Une Mercedes fluo en vision stroboscopique. Belle illustration de l’esthétique de ce mini-album, la pochette résume succinctement les grands traits symbolisant la rencontre entre les deux projets germano-anglo-electro Schneider TM et KPT Michigan. La rencontre aidant, les désirs mécaniques de Schneider TM se mêlent en six titres courts au strass paillettes-champagne assez agaçant de Michigan, aka Michael Beckett. Ne nous y trompons pas, Binokular n’est pas la suite de Moist, bien au contraire. Les rythmiques électroniques scintillantes qui avaient fait la force du premier opus de Dirk Dresselhaus sont vite estompées par le travail glam-electro de Beckett, vieux compagnon de scène.
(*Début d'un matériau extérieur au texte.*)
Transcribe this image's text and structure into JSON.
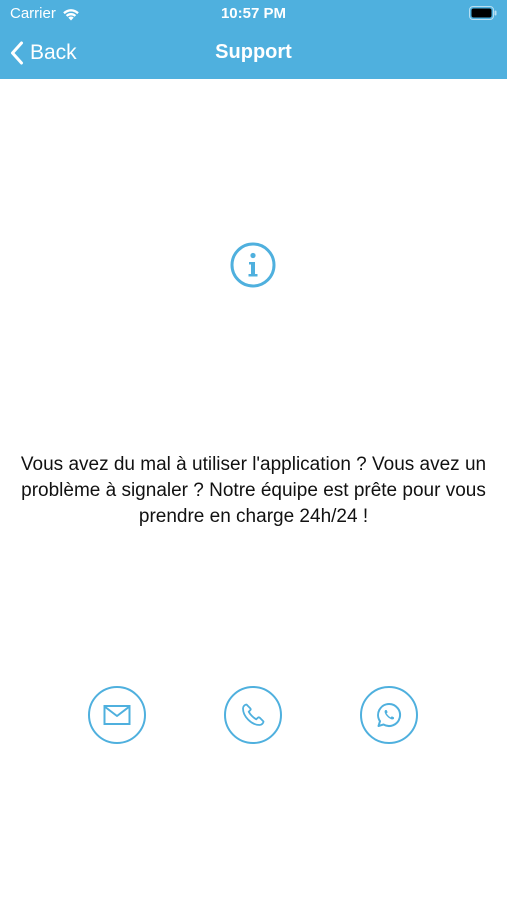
{
  "status_bar": {
    "carrier": "Carrier",
    "time": "10:57 PM",
    "wifi_icon": "wifi-icon",
    "battery_icon": "battery-icon"
  },
  "nav": {
    "back_label": "Back",
    "back_icon": "chevron-left-icon",
    "title": "Support"
  },
  "content": {
    "info_icon": "info-icon",
    "message": "Vous avez du mal à utiliser l'application ? Vous avez un problème à signaler ? Notre équipe est prête pour vous prendre en charge 24h/24 !"
  },
  "actions": [
    {
      "icon": "envelope-icon"
    },
    {
      "icon": "phone-icon"
    },
    {
      "icon": "whatsapp-icon"
    }
  ],
  "colors": {
    "accent": "#4FB0DE",
    "background": "#FFFFFF",
    "text": "#111111"
  }
}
L’ouverture de l’album avec Chotto Matte laissait pourtant augurer un travail dans la continuité : mêmes affects technoïdes et drones répétitifs, même agression sonore maîtrisée. Soulignée par un travail remarquable au niveau du temps et du contretemps, toute la mise en place rythmique de Moist se voit ainsi améliorée par un travail mélodique étonnant. Cette synthèse convaincante de la culture electronica de Dresselhaus est malheureusement rapidement prise à contre-pied par la pollution easy-listening de son camarade de jeu. Dès Testton 2, signé Beckett, l’effet nocif est installé, saccageant l’espace sonore à grands coups de séquenceurs à bruit blanc trop propre pour être honnête. L’entreprise de destruction continue avec deux très agaçantes tentatives electro-pop (Onnanoko et Ray nox), plus catastrophiques encore que le dernier album d’Add (N) to X. Mark Van Hoen avait réussi le mariage techno-dialectique de l’electro et du chant pop dans Scala et Locust, Beckett et Dresselhaus se fourrent quant à eux le doigt dans l’oeil.
Le plantage est encore plus grand à la fin de l’album avec la reprise inattendue des Smiths, vieux héros adolescents des deux comparses, et qui finalise en toute beauté les aspirations electro-funk de ce one-shot. Si le passage à la moulinette du remix de l’hymne des Smiths (There is a light that never goes out) est plutôt intelligent dans sa construction rythmique, les dysharmonies vocales de la bande à Morissey ramènent l’auditeur dans sa petite vie de merde, tout droit sortie des Années collège ou de 21 Jump Street. A trop vouloir effectuer une symbiose d’univers opposés, Dresselhaus en perd sa techno-sémantique.